Page 143
A waiter approached, and Cronley ordered a New York strip pink in the middle, fried eggs with running yolks, and pommes frites.
Winters said, “Just the steak and the French fries for me, please.”
—
Ten minutes later Cronley concluded: “Colonel Ledbetter promised to have the film processed and to send it with one of his people as soon as that can be done. And so, there being nothing more for me to do in Berlin, I came home to bury the Russians Claudette shot.”
He met Gehlen’s eyes, and thought, And for your advice on getting Mattingly back without swapping the Likharev family.
“Interesting,” Gehlen said, as if he read Cronley’s mind. “This will require some thought.”
“And I get the pictures of Mattingly in the truck on the bridge, right?” Janice asked.
“With the understanding you can’t use any of them until this thing is resolved one way or another.”
“No offense, Miss Johansen,” Wallace said, “but I’m more than a little worried that unless we have only our hands on that photography, it’s likely to get out.”
“No offense taken, Harry,” Janice said. “I understand your concern.
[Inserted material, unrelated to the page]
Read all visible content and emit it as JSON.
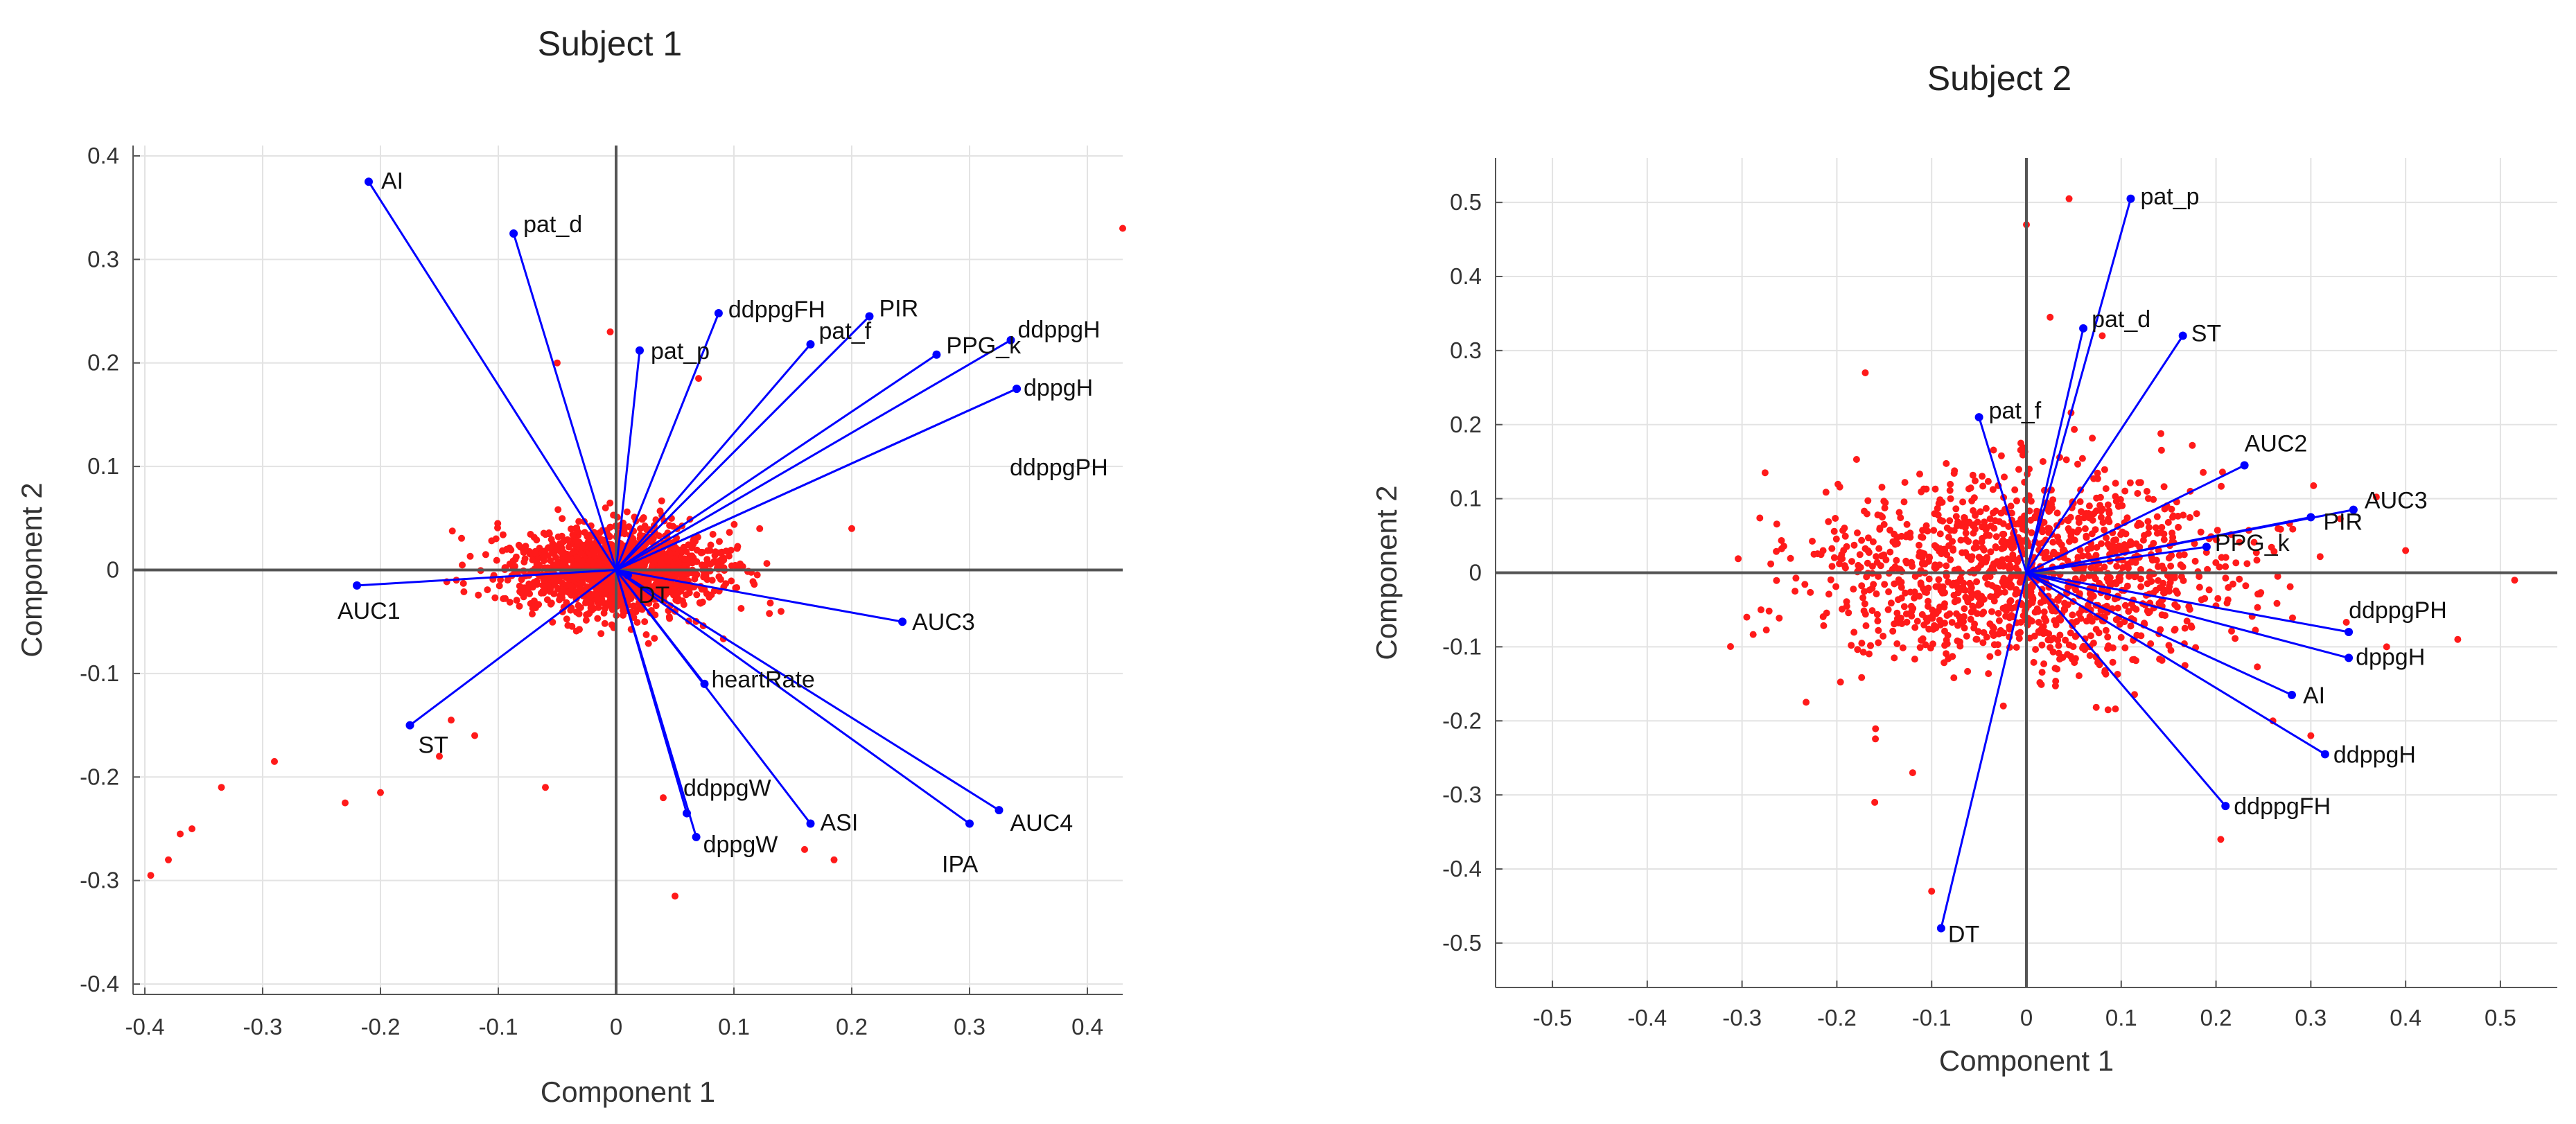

But Jim promised me I could have a look at the photos. And he’s a man of his word. You’re just going to have to trust me.”
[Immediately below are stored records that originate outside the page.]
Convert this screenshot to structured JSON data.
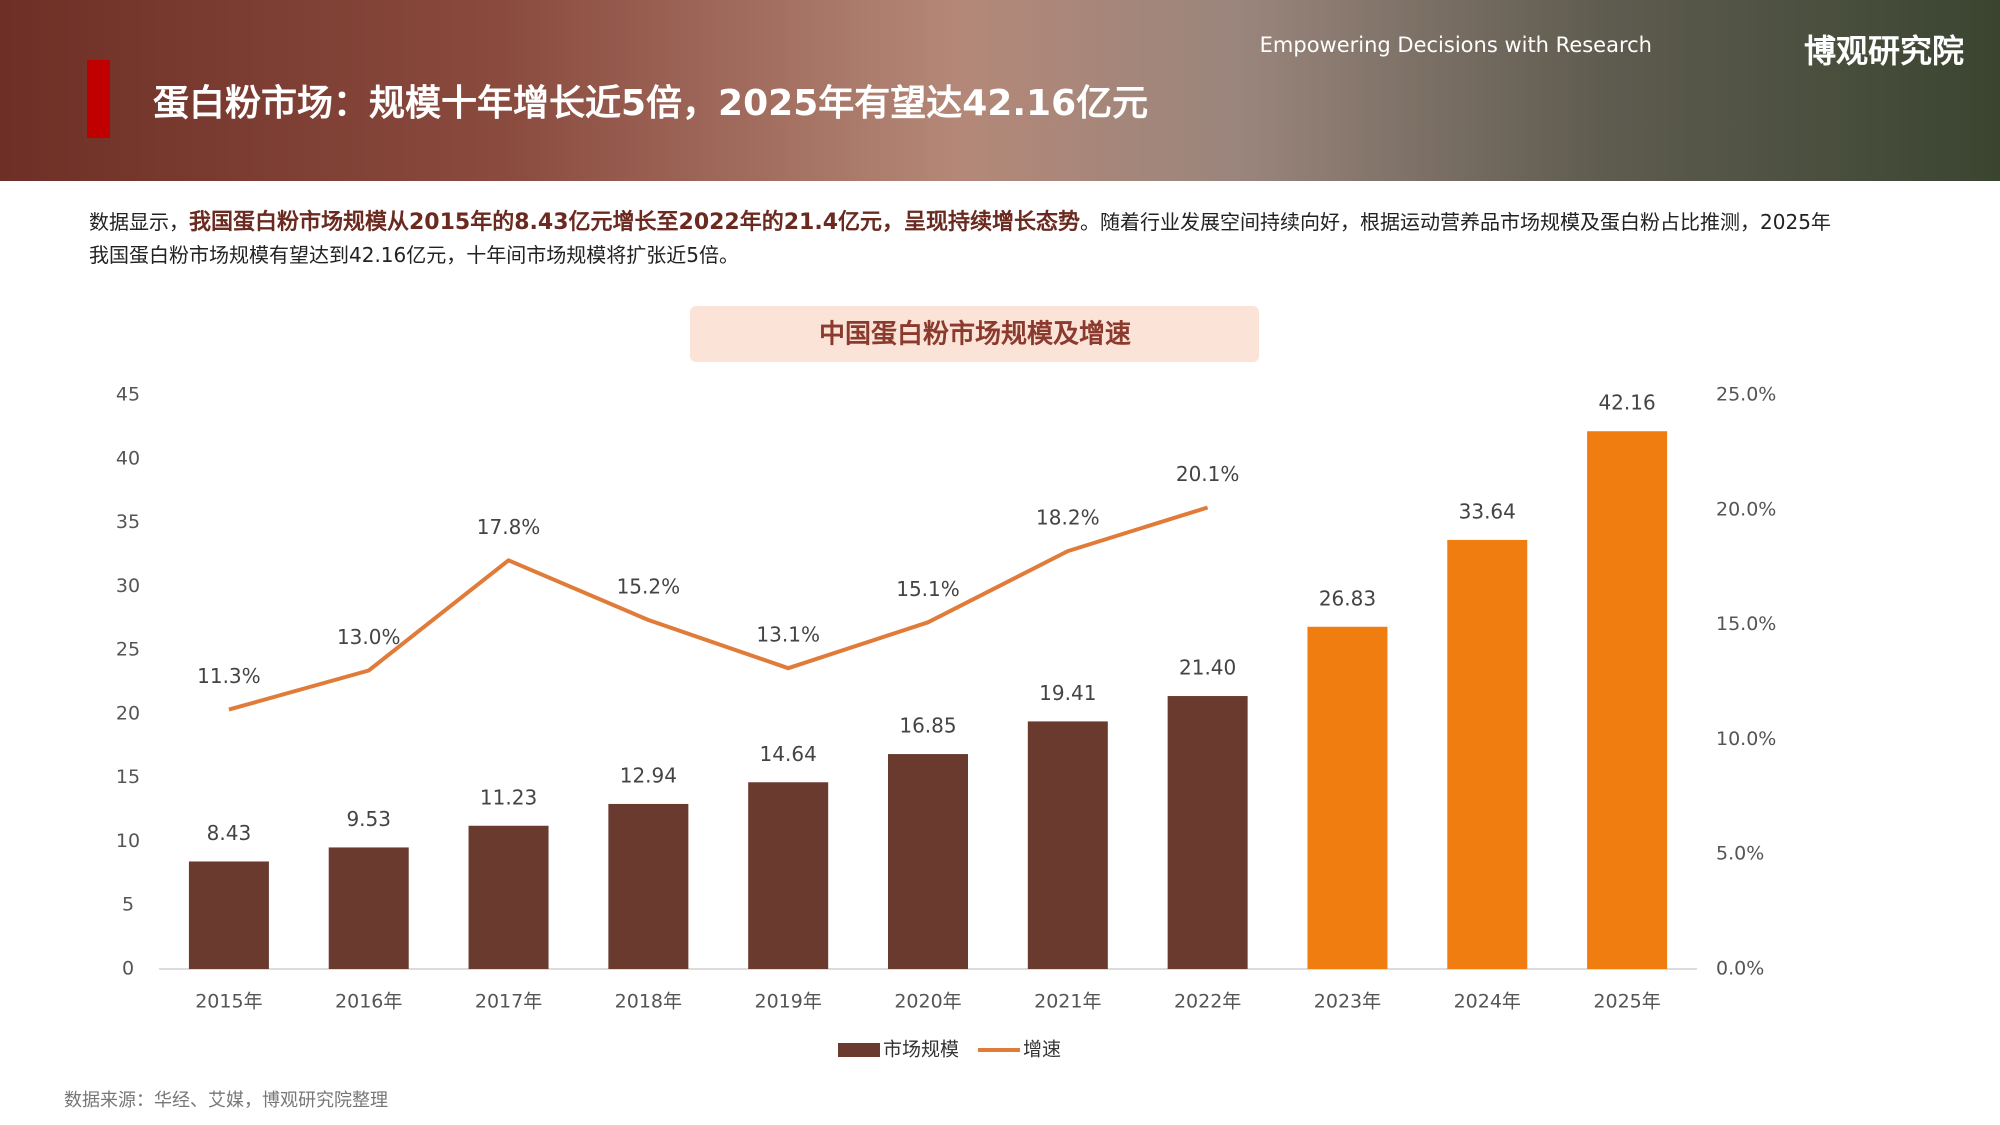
{
  "header": {
    "title": "蛋白粉市场：规模十年增长近5倍，2025年有望达42.16亿元",
    "tagline": "Empowering Decisions with Research",
    "brand": "博观研究院"
  },
  "description": {
    "lead": "数据显示，",
    "highlight": "我国蛋白粉市场规模从2015年的8.43亿元增长至2022年的21.4亿元，呈现持续增长态势",
    "rest": "。随着行业发展空间持续向好，根据运动营养品市场规模及蛋白粉占比推测，2025年我国蛋白粉市场规模有望达到42.16亿元，十年间市场规模将扩张近5倍。"
  },
  "chart_data": {
    "type": "bar",
    "title": "中国蛋白粉市场规模及增速",
    "categories": [
      "2015年",
      "2016年",
      "2017年",
      "2018年",
      "2019年",
      "2020年",
      "2021年",
      "2022年",
      "2023年",
      "2024年",
      "2025年"
    ],
    "series": [
      {
        "name": "市场规模",
        "type": "bar",
        "color": "#6b3a2e",
        "colors": [
          "#6b3a2e",
          "#6b3a2e",
          "#6b3a2e",
          "#6b3a2e",
          "#6b3a2e",
          "#6b3a2e",
          "#6b3a2e",
          "#6b3a2e",
          "#f07d10",
          "#f07d10",
          "#f07d10"
        ],
        "values": [
          8.43,
          9.53,
          11.23,
          12.94,
          14.64,
          16.85,
          19.41,
          21.4,
          26.83,
          33.64,
          42.16
        ],
        "value_labels": [
          "8.43",
          "9.53",
          "11.23",
          "12.94",
          "14.64",
          "16.85",
          "19.41",
          "21.40",
          "26.83",
          "33.64",
          "42.16"
        ]
      },
      {
        "name": "增速",
        "type": "line",
        "axis": "y2",
        "color": "#e07b39",
        "values": [
          11.3,
          13.0,
          17.8,
          15.2,
          13.1,
          15.1,
          18.2,
          20.1,
          null,
          null,
          null
        ],
        "value_labels": [
          "11.3%",
          "13.0%",
          "17.8%",
          "15.2%",
          "13.1%",
          "15.1%",
          "18.2%",
          "20.1%",
          null,
          null,
          null
        ]
      }
    ],
    "ylim": [
      0,
      45
    ],
    "yticks": [
      0,
      5,
      10,
      15,
      20,
      25,
      30,
      35,
      40,
      45
    ],
    "y2lim": [
      0,
      25
    ],
    "y2ticks": [
      {
        "value": 0,
        "label": "0.0%"
      },
      {
        "value": 5,
        "label": "5.0%"
      },
      {
        "value": 10,
        "label": "10.0%"
      },
      {
        "value": 15,
        "label": "15.0%"
      },
      {
        "value": 20,
        "label": "20.0%"
      },
      {
        "value": 25,
        "label": "25.0%"
      }
    ],
    "legend": "bottom"
  },
  "source": "数据来源：华经、艾媒，博观研究院整理"
}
Your face, Colonel Wallace, Cronley thought, suggests you trust her only about as far as you can throw her. Or maybe halfway as far as you could throw Tiny Dunwiddie.
“I don’t suppose anybody knows where Augie Ziegler is,” Cronley said.
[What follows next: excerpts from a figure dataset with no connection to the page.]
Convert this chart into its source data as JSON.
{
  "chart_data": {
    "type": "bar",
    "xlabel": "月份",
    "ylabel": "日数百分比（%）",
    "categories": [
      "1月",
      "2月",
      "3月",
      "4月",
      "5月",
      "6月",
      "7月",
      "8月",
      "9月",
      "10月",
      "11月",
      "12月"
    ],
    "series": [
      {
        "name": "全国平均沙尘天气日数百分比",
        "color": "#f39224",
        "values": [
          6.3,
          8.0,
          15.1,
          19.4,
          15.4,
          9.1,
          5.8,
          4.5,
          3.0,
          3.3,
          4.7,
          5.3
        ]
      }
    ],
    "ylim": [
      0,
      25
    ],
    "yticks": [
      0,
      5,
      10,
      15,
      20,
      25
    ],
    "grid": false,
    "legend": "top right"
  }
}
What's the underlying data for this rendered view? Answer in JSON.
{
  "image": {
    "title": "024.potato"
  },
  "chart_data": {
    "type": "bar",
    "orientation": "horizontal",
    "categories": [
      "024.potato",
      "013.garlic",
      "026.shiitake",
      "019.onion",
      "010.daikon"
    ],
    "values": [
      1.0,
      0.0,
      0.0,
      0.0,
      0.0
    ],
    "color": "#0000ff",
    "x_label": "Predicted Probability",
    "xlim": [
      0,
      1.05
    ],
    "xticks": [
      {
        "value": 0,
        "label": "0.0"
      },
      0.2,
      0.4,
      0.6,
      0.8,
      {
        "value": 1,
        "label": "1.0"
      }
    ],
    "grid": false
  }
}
“At the Munich NCO club,” Janice said. “After he decided you wouldn’t be coming back tonight—you weren’t on the Blue Danube, and you, quote, wouldn’t be dumb enough to try to fly in this weather, close quote—he took Wagner there.”
“That was nice of him.”
“He had an ulterior motive.”
“Which was?”
“To punch holes in Wagner’s theory about how the Stars and Stripes trucks are moving the bad guys around.”
“Wagner has a theory?”
“Augie calls it a theory. Casey says he knows.”
“Who the hell is Casey?”
“PFC Wagner’s Christian name is Karl-Christoph. You know, K dash C. Casey?”
“Now you’ve aroused my curiosity. Who is he?” Colonel Bristol asked.
“He’s an enormous seventeen-year-old Pennsylvania Dutchman who works for Ziegler. Translator. Janice has a Press Office jeep. So we sent . . . Casey . . . to the Stars and Stripes plant at Pfungstadt to see what he could see.”
“He’s seventeen years old?” Bristol asked.
“He looks older,” Cronley replied. “He could pass for eighteen, maybe even nineteen.”
“And he speaks fluent Hessischer Deutsch,” Kurt Schröder offered. “Not many Americans do. He could pass as a Frankfurter.”
Cronley chuckled and then looked at him questioningly.
“I took an L-4 and picked him up in Pfungstadt,” Schröder explained. “And on the way back here he told me—in fluent Hessischer Deutsch—about what he learned about the Stars and Stripes trucks.”
“And?”
“I think he’s onto something,” Schröder said.